您正在使用 request1 = c_int(0),这要求 c 数组的大小正确 - 如果不实际执行 dot(或 request 1).
==================
File: /usr/lib/python3/dist-packages/scipy/sparse/compressed.py
Definition: A._mul_sparse_matrix(self, other)
pass 1 分配indptr(注意大小),并传递指针(数据在此pass 无关紧要)
indptr = np.empty(major_axis + 1, dtype=idx_dtype)
fn = getattr(_sparsetools, self.format + '_matmat_pass1')
fn(M, N,
np.asarray(self.indptr, dtype=idx_dtype),
np.asarray(self.indices, dtype=idx_dtype),
np.asarray(other.indptr, dtype=idx_dtype),
np.asarray(other.indices, dtype=idx_dtype),
indptr)
nnz = indptr[-1]
pass 2分配indptr(大小不同),并基于nnzindices和data.
indptr = np.asarray(indptr, dtype=idx_dtype)

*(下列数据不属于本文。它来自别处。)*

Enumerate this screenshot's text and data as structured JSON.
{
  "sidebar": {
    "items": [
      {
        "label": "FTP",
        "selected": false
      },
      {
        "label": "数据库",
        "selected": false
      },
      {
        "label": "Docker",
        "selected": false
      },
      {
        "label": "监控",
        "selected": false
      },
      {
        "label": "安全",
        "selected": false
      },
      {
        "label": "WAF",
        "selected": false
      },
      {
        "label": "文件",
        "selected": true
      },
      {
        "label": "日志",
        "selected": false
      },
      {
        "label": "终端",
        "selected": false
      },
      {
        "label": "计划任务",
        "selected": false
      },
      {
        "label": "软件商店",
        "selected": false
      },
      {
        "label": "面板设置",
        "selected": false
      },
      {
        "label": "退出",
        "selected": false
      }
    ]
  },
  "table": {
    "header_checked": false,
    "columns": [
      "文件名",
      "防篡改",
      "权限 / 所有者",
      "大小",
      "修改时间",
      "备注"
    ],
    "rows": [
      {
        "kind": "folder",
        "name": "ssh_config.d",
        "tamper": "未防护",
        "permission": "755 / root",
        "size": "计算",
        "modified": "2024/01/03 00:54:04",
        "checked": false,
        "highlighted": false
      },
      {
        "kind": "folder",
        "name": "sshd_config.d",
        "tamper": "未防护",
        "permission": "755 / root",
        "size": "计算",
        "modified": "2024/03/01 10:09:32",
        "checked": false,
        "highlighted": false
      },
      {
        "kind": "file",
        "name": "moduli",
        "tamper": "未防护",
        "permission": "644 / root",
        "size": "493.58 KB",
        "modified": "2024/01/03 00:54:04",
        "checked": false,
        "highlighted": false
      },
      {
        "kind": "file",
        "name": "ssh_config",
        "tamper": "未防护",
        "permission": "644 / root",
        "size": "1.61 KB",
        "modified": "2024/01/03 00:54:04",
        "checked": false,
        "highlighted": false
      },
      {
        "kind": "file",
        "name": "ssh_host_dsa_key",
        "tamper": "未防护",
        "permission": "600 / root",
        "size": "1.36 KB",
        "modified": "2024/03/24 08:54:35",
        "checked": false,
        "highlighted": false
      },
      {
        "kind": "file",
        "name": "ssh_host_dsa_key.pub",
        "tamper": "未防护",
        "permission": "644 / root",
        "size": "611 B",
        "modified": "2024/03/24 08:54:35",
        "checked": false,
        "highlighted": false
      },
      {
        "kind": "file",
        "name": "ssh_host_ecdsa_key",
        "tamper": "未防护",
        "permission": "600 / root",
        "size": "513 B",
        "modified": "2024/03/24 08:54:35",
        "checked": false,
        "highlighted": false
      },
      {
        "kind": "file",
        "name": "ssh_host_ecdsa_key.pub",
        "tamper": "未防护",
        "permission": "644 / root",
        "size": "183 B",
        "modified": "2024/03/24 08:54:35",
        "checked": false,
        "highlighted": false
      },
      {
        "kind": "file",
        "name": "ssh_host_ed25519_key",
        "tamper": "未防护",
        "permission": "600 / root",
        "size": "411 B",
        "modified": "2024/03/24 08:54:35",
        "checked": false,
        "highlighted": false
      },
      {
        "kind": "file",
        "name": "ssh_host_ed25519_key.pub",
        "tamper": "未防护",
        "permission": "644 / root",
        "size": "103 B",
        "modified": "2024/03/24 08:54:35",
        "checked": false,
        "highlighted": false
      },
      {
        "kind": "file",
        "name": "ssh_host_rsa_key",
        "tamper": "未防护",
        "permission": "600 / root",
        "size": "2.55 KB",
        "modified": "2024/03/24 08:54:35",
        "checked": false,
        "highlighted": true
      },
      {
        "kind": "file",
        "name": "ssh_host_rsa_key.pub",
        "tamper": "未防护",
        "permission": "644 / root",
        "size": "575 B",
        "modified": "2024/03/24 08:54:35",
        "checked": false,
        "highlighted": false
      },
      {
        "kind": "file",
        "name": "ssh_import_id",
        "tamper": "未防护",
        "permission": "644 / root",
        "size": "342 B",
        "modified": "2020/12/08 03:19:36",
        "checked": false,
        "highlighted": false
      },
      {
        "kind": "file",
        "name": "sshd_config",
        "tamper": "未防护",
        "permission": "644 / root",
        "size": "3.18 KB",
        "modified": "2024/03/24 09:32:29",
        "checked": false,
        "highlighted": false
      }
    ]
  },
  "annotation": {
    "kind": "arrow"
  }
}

indices = np.empty(nnz, dtype=idx_dtype)
data = np.empty(nnz, dtype=upcast(self.dtype, other.dtype))
fn = getattr(_sparsetools, self.format + '_matmat_pass2')
fn(M, N, np.asarray(self.indptr, dtype=idx_dtype),
np.asarray(self.indices, dtype=idx_dtype),
self.data,
np.asarray(other.indptr, dtype=idx_dtype),
np.asarray(other.indices, dtype=idx_dtype),
other.data,
indptr, indices, data)
最后使用这些数组创建一个新数组。
return self.__class__((data,indices,indptr),shape=(M,N))
mkl 库应该以同样的方式使用。
===================
https://github.com/scipy/scipy/blob/master/scipy/sparse/sparsetools/csr.h
有 csr_matmat_pass1 和 csr_matmat_pass2
====================
如果有帮助,这里是这些通道的纯 Python 实现。没有试图利用任何数组操作的直译。
def pass1(A, B):
nrow,ncol=A.shape
Aptr=A.indptr
Bptr=B.indptr
Cp=np.zeros(nrow+1,int)
mask=np.zeros(ncol,int)-1
nnz=0
for i in range(nrow):
row_nnz=0
for jj in range(Aptr[i],Aptr[i+1]):
j=A.indices[jj]
for kk in range(Bptr[j],Bptr[j+1]):
k=B.indices[kk]
if mask[k]!=i:
mask[k]=i
row_nnz += 1
nnz += row_nnz
Cp[i+1]=nnz
return Cp
def pass2(A,B,Cnnz):
nrow,ncol=A.shape
Ap,Aj,Ax=A.indptr,A.indices,A.data
Bp,Bj,Bx=B.indptr,B.indices,B.data
next = np.zeros(ncol,int)-1
sums = np.zeros(ncol,A.dtype)
Cp=np.zeros(nrow+1,int)
Cj=np.zeros(Cnnz,int)
Cx=np.zeros(Cnnz,A.dtype)
nnz = 0
for i in range(nrow):
head = -2
length = 0
for jj in range(Ap[i], Ap[i+1]):
j, v = Aj[jj], Ax[jj]
for kk in range(Bp[j], Bp[j+1]):
k = Bj[kk]
sums[k] += v*Bx[kk]
if (next[k]==-1):
next[k], head=head, k
length += 1
print(i,sums, next)
for _ in range(length):
if sums[head] !=0:
Cj[nnz], Cx[nnz] = head, sums[head]
nnz += 1
temp = head
head = next[head]
next[temp], sums[temp] = -1, 0
Cp[i+1] = nnz
return Cp, Cj, Cx
def pass0(A,B):
Cp = pass1(A,B)
nnz = Cp[-1]
Cp,Cj,Cx=pass2(A,B,nnz)
N,M=A.shape[0], B.shape[1]
C=sparse.csr_matrix((Cx, Cj, Cp), shape=(N,M))
return C
A 和 B 都必须是 csr。它使用转置需要转换,例如B = A.T.tocsr().